Iranian journalist (born c. 1967)

Bahman Ahmadi Amouee (بهمن احمدی امویی; born c. 1967) is an Iranian journalist. He served as an editor at the pro-reform business daily Sarmayeh before the paper's 2009 closing and his own imprisonment on state security charges. He is married to fellow journalist Jila Baniyaghoob, who was also imprisoned for her journalistic work.

== Background ==
Amouee is a member of the nomadic Bakhtiari people from Southwestern Iran, and spent the first six years of his life in Chaharmahal and Bakhtiari Province. In order that Amouee could attend school, his family moved to Khuzestan province. He later studied economics at the Babolsar College of Economics and Social Sciences, and then moved into economic journalism.

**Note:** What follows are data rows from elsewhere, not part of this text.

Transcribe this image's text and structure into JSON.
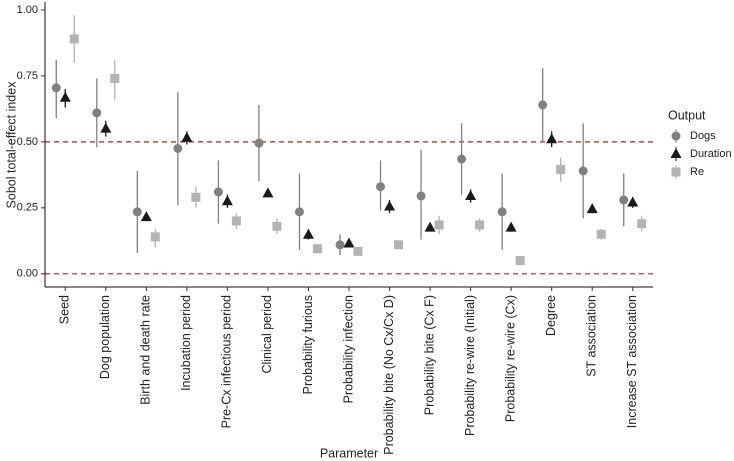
{
  "chart_data": {
    "type": "dot-errorbar",
    "y_label": "Sobol total-effect index",
    "x_label": "Parameter",
    "legend_title": "Output",
    "categories": [
      "Seed",
      "Dog population",
      "Birth and death rate",
      "Incubation period",
      "Pre-Cx infectious period",
      "Clinical period",
      "Probability furious",
      "Probability infection",
      "Probability bite (No Cx/Cx D)",
      "Probability bite (Cx F)",
      "Probability re-wire (Initial)",
      "Probability re-wire (Cx)",
      "Degree",
      "ST association",
      "Increase ST association"
    ],
    "series": [
      {
        "name": "Dogs",
        "color": "#808080",
        "marker": "circle",
        "values": [
          0.705,
          0.61,
          0.235,
          0.475,
          0.31,
          0.495,
          0.235,
          0.11,
          0.33,
          0.295,
          0.435,
          0.235,
          0.64,
          0.39,
          0.28
        ],
        "lower": [
          0.59,
          0.48,
          0.08,
          0.26,
          0.19,
          0.35,
          0.09,
          0.07,
          0.24,
          0.13,
          0.3,
          0.09,
          0.5,
          0.21,
          0.18
        ],
        "upper": [
          0.81,
          0.74,
          0.39,
          0.69,
          0.43,
          0.64,
          0.38,
          0.15,
          0.43,
          0.47,
          0.57,
          0.38,
          0.78,
          0.57,
          0.38
        ]
      },
      {
        "name": "Duration",
        "color": "#1a1a1a",
        "marker": "triangle",
        "values": [
          0.667,
          0.55,
          0.215,
          0.515,
          0.275,
          0.305,
          0.148,
          0.115,
          0.255,
          0.175,
          0.295,
          0.175,
          0.51,
          0.245,
          0.27
        ],
        "lower": [
          0.63,
          0.52,
          0.2,
          0.49,
          0.25,
          0.29,
          0.13,
          0.1,
          0.23,
          0.16,
          0.27,
          0.16,
          0.48,
          0.23,
          0.25
        ],
        "upper": [
          0.7,
          0.58,
          0.23,
          0.54,
          0.3,
          0.32,
          0.17,
          0.13,
          0.28,
          0.19,
          0.32,
          0.19,
          0.54,
          0.26,
          0.29
        ]
      },
      {
        "name": "Re",
        "color": "#b3b3b3",
        "marker": "square",
        "values": [
          0.89,
          0.74,
          0.14,
          0.29,
          0.2,
          0.18,
          0.095,
          0.085,
          0.11,
          0.185,
          0.185,
          0.05,
          0.395,
          0.15,
          0.19
        ],
        "lower": [
          0.8,
          0.66,
          0.1,
          0.25,
          0.17,
          0.15,
          0.08,
          0.07,
          0.1,
          0.15,
          0.16,
          0.04,
          0.35,
          0.13,
          0.16
        ],
        "upper": [
          0.98,
          0.81,
          0.17,
          0.33,
          0.23,
          0.21,
          0.11,
          0.1,
          0.12,
          0.22,
          0.21,
          0.06,
          0.44,
          0.17,
          0.22
        ]
      }
    ],
    "ylim": [
      -0.05,
      1.03
    ],
    "yticks": [
      {
        "value": 0,
        "label": "0.00"
      },
      {
        "value": 0.25,
        "label": "0.25"
      },
      {
        "value": 0.5,
        "label": "0.50"
      },
      {
        "value": 0.75,
        "label": "0.75"
      },
      {
        "value": 1,
        "label": "1.00"
      }
    ],
    "reference_lines": [
      0,
      0.5
    ],
    "reference_color": "#b22222",
    "grid": false
  }
}
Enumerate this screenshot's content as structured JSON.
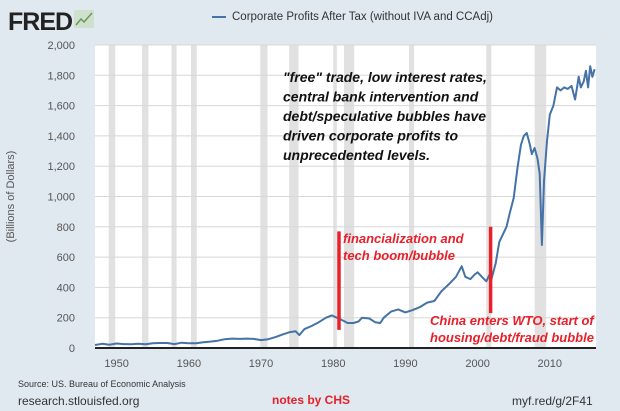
{
  "logo": "FRED",
  "chart_data": {
    "type": "line",
    "title": "",
    "legend": [
      "Corporate Profits After Tax (without IVA and CCAdj)"
    ],
    "legend_placement": "top-center",
    "xlabel": "",
    "ylabel": "(Billions of Dollars)",
    "xlim": [
      1947,
      2016.4
    ],
    "ylim": [
      0,
      2000
    ],
    "xticks": [
      1950,
      1960,
      1970,
      1980,
      1990,
      2000,
      2010
    ],
    "yticks": [
      0,
      200,
      400,
      600,
      800,
      1000,
      1200,
      1400,
      1600,
      1800,
      2000
    ],
    "ytick_labels": [
      "0",
      "200",
      "400",
      "600",
      "800",
      "1,000",
      "1,200",
      "1,400",
      "1,600",
      "1,800",
      "2,000"
    ],
    "grid": true,
    "series": [
      {
        "name": "Corporate Profits After Tax (without IVA and CCAdj)",
        "color": "#4572a7",
        "x": [
          1947,
          1948,
          1949,
          1950,
          1951,
          1952,
          1953,
          1954,
          1955,
          1956,
          1957,
          1958,
          1959,
          1960,
          1961,
          1962,
          1963,
          1964,
          1965,
          1966,
          1967,
          1968,
          1969,
          1970,
          1971,
          1972,
          1973,
          1974,
          1974.8,
          1975.3,
          1976,
          1977,
          1978,
          1979,
          1979.8,
          1980.5,
          1981,
          1982,
          1982.8,
          1983.5,
          1984,
          1985,
          1985.8,
          1986.5,
          1987,
          1988,
          1989,
          1990,
          1991,
          1992,
          1993,
          1994,
          1995,
          1996,
          1997,
          1997.8,
          1998.3,
          1999,
          1999.6,
          2000,
          2000.6,
          2001.2,
          2001.6,
          2001.9,
          2002.5,
          2003,
          2003.6,
          2004,
          2004.5,
          2005,
          2005.5,
          2006,
          2006.4,
          2006.8,
          2007.2,
          2007.5,
          2007.9,
          2008.3,
          2008.6,
          2008.9,
          2009.2,
          2009.6,
          2010,
          2010.5,
          2011,
          2011.5,
          2012,
          2012.5,
          2013,
          2013.5,
          2014,
          2014.3,
          2014.7,
          2015,
          2015.3,
          2015.6,
          2015.9,
          2016.2
        ],
        "values": [
          20,
          28,
          22,
          30,
          26,
          25,
          28,
          25,
          32,
          33,
          33,
          26,
          35,
          32,
          32,
          38,
          42,
          48,
          58,
          62,
          60,
          62,
          60,
          52,
          58,
          72,
          90,
          105,
          110,
          85,
          125,
          145,
          170,
          200,
          215,
          200,
          190,
          165,
          165,
          175,
          200,
          195,
          170,
          165,
          200,
          240,
          255,
          235,
          250,
          270,
          300,
          310,
          375,
          420,
          470,
          540,
          470,
          455,
          485,
          500,
          470,
          440,
          480,
          450,
          560,
          700,
          760,
          800,
          900,
          990,
          1180,
          1340,
          1400,
          1420,
          1350,
          1280,
          1320,
          1250,
          1150,
          680,
          1100,
          1360,
          1540,
          1600,
          1720,
          1700,
          1720,
          1710,
          1730,
          1640,
          1790,
          1720,
          1760,
          1830,
          1720,
          1860,
          1790,
          1840
        ],
        "recessions": [
          [
            1948.9,
            1949.8
          ],
          [
            1953.5,
            1954.4
          ],
          [
            1957.6,
            1958.3
          ],
          [
            1960.3,
            1961.1
          ],
          [
            1969.9,
            1970.9
          ],
          [
            1973.9,
            1975.2
          ],
          [
            1980.0,
            1980.5
          ],
          [
            1981.5,
            1982.9
          ],
          [
            1990.5,
            1991.2
          ],
          [
            2001.2,
            2001.9
          ],
          [
            2007.9,
            2009.5
          ]
        ]
      }
    ],
    "annotations": [
      {
        "id": "main",
        "text": [
          "\"free\" trade, low interest rates,",
          "central bank intervention and",
          "debt/speculative bubbles have",
          "driven corporate profits to",
          "unprecedented levels."
        ],
        "color": "#111111"
      },
      {
        "id": "fin",
        "text": [
          "financialization and",
          "tech boom/bubble"
        ],
        "color": "#e8202a",
        "marker_x": 1980.8,
        "marker_y": [
          120,
          770
        ]
      },
      {
        "id": "china",
        "text": [
          "China enters WTO, start of",
          "housing/debt/fraud bubble"
        ],
        "color": "#e8202a",
        "marker_x": 2001.8,
        "marker_y": [
          230,
          800
        ]
      }
    ]
  },
  "footer": {
    "source": "Source: US. Bureau of Economic Analysis",
    "site": "research.stlouisfed.org",
    "notes": "notes by CHS",
    "short_url": "myf.red/g/2F41"
  }
}
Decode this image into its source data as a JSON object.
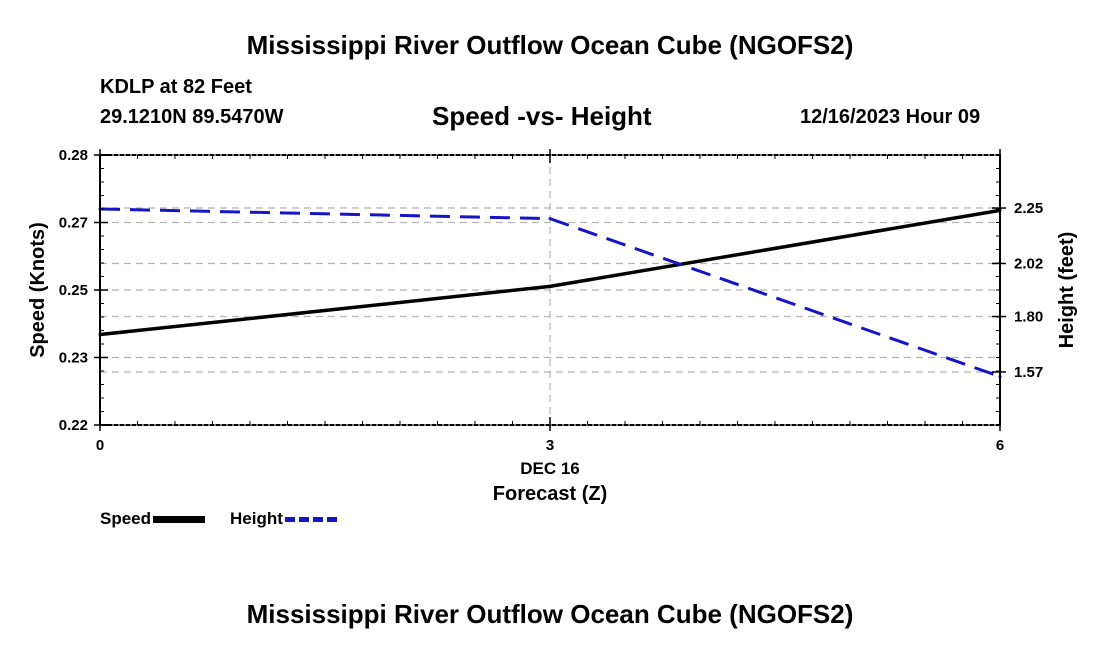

Amouee became an editor at the pro-reform business daily Sarmayeh and an active critic of the Iranian government's economic policies, calling the nation one of the most corrupt in the world. In 2008, he wrote an article questioning why the government could not account for US$238 billion in oil revenues. In addition to his work with the daily newspaper, he also wrote two books: The Political Economy of the Islamic Republic and How did Islamic Revolutionaries became Technocrats?

== 2009 arrest ==
Beginning in June 2009, Iran saw widespread protests following a disputed election in which President Mahmoud Ahmadinejad was re-elected amid allegations of voter fraud. On the night of 20 June, Amouee and Baniyaghoob were arrested at their home by plainclothes police officers, as part of a general crackdown on journalists. On 4 January 2010, Amouee was sentenced to a flogging of 32 lashes as well as seven years and four months' imprisonment on charges of "gathering and colluding with intent to harm national security", "spreading propaganda against the system", "disrupting public security" and "insulting the president". The Committee to Protect Journalists protested the sentence, calling it "unlawful" and "patently political".

In the same month, Baniyaghoob was tried and convicted for "spreading propaganda against the system" and "insulting the president". The court banned her from practicing journalism for thirty years and sentenced her to a year in prison. Amnesty International designated both Amouee and Baniyaghoob to be prisoners of conscience, "detained solely for their peaceful exercise of the right to freedom of expression", and called for their immediate release. Human Rights Watch also lobbied for Amouee's release, stating that his imprisonment was a violation of freedom of speech; in 2011, the organization named him a winner of its Hellmann-Hammett award.

Amouee is serving his sentence at Evin Prison. On 26 July 2010, he was transferred to solitary confinement, prompting him to begin a hunger strike along with several other jailed journalists.